Born in a remote settlement on New Zealand’s North Island, Colenso said he is privileged to be able to “maintain the traditions” of his community. And whether he was talking about the plight of refugees in Europe or the harshness of modern society, his vision of a peaceful world encompasses the concept of “mana,” which forms the basis of the Pacific Islanders’ spirituality. “Wherever we go, we remain individuals. We should never trample on the ‘mana’ of another person simply to elevate our own, whether by violence – physical, verbal or emotional – or in any other way, including depriving them of food or monetary gain,” he said.
Walking along the rows of graves at a military cemetery, it’s only natural to reflect on peace – and to fear that we might lose it someday. When we asked Colenso about the role of the commemorations, at a time when nationalism and the far right are once again on the rise in Europe, he insisted on the importance of remembrance and the passing down of traditions as principles that can guide our actions: “These services serve as instructions for how we should be living today,” he assured us. “If you bury your head in the sand, you are doing society a disservice.

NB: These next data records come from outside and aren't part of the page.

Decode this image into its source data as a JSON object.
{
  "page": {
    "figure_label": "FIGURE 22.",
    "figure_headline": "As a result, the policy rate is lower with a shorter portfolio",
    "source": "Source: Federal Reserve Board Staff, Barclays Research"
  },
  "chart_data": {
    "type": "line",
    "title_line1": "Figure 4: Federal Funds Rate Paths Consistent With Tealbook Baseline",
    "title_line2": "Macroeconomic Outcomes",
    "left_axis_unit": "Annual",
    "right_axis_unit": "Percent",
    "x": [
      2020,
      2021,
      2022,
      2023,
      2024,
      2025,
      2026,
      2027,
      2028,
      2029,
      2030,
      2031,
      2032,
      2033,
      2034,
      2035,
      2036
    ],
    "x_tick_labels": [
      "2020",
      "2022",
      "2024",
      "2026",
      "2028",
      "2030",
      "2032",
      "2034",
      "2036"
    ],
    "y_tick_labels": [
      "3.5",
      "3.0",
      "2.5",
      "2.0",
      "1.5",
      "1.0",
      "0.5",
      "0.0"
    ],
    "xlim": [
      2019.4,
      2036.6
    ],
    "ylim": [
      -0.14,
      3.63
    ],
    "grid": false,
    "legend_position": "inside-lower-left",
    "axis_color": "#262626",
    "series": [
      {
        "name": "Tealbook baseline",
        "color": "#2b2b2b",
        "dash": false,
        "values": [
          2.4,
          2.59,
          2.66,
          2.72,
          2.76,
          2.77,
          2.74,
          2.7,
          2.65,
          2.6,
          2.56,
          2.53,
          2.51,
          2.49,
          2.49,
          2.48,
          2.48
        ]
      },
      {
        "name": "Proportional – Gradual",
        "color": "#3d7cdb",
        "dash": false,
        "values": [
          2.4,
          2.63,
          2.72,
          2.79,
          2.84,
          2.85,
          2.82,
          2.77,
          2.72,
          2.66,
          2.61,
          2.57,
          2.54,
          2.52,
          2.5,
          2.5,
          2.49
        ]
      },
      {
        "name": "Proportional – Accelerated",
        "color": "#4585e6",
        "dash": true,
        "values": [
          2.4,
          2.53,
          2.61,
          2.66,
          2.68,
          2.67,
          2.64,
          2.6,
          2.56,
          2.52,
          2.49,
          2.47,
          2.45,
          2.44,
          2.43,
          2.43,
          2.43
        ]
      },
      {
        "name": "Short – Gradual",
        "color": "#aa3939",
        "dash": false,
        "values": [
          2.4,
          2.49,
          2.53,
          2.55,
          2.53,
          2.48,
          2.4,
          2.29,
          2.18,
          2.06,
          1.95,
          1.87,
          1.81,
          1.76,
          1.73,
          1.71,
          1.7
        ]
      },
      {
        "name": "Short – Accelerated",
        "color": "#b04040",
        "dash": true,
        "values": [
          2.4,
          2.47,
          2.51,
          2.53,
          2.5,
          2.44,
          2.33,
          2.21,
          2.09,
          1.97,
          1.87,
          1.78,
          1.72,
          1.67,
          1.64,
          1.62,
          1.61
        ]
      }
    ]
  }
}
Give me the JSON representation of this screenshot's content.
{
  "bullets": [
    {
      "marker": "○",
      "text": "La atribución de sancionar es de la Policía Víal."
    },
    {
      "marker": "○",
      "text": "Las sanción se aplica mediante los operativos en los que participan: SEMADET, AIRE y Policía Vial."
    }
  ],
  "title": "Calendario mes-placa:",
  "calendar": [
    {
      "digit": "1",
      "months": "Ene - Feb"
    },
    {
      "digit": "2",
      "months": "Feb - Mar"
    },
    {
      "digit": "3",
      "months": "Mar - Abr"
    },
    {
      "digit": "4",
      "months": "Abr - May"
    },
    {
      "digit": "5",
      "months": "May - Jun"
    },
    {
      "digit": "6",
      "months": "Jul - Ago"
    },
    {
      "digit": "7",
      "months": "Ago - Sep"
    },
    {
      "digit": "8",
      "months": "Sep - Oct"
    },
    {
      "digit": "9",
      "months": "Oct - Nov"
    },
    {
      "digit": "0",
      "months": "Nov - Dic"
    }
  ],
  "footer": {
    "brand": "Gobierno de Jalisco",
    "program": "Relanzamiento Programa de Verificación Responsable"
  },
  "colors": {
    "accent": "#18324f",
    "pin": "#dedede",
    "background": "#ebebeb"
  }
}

It is very important to follow the news, to watch what is going on all around the globe. Because it affects little old New Zealand too.”
As residents of Hania, we had visited the cemetery on many occasions and grown used to seeing it there, nestled at the bottom of the valley – a visual reminder of unimaginable sacrifices. What we had never really grasped, however, is that almost eight decades after the battle, beyond the gravestones there are hundreds of family stories that are very much alive today, thousands of kilometers away from Crete; that the dead are still being mourned, their memories cherished, trips to Crete being planned and carried out. Meeting these “fellow islanders,” (ditto) we had a brief encounter with the enduring and profound impact of war, with the traumas it inflicts on individuals and communities across time and space.
Still immersed in his thoughts and emotions, Colenso had to hurry to catch up with the other members of the British and Anzac delegations. There is a tight schedule for the commemoration ceremonies and the party was due to attend other official events in Hania that evening. Before parting, Colenso cast a last glance at the rocky slopes surrounding the bay, visibly relieved to have seen, after so many years, the resting place of his uncle and cousin: “When I see the hills around us, they remind me of one of the phrases we say for the dead: ‘Let these hills of honor stand proud, I should lie at their feet.’ That is the way I feel today. Because these people here, on this little island, have been the caretakers of my uncle and cousin, and for that I am truly grateful.”
The 28th (Maori) Battalion – created in 1939 at the behest of Maori MPs and attached to the 2nd New Zealand division – fought its first campaign in Greece in 1941 and was later to take part in several decisive Second World War battles, such as the Battles of El Alamein (Egypt, 1942), the Tunisia Campaign (1943) and the Battle of Monte Cassino (Italy, 1944). It was among the Anzac battalions with the highest number of casualties during the war. Of the more than 500 members of the Maori Battalion who landed in Crete on April 25, 74 were killed, 102 wounded and 67 captured during the 13 days of the battle (20 May - 1 June 1941).
Journalist Chrissi Wilkens is correspondent for Greece and Cyprus for the portal Eurotopics. Her Eurotopics colleague Antoine Rossi is a freelance journalist and translator, also based in Greece.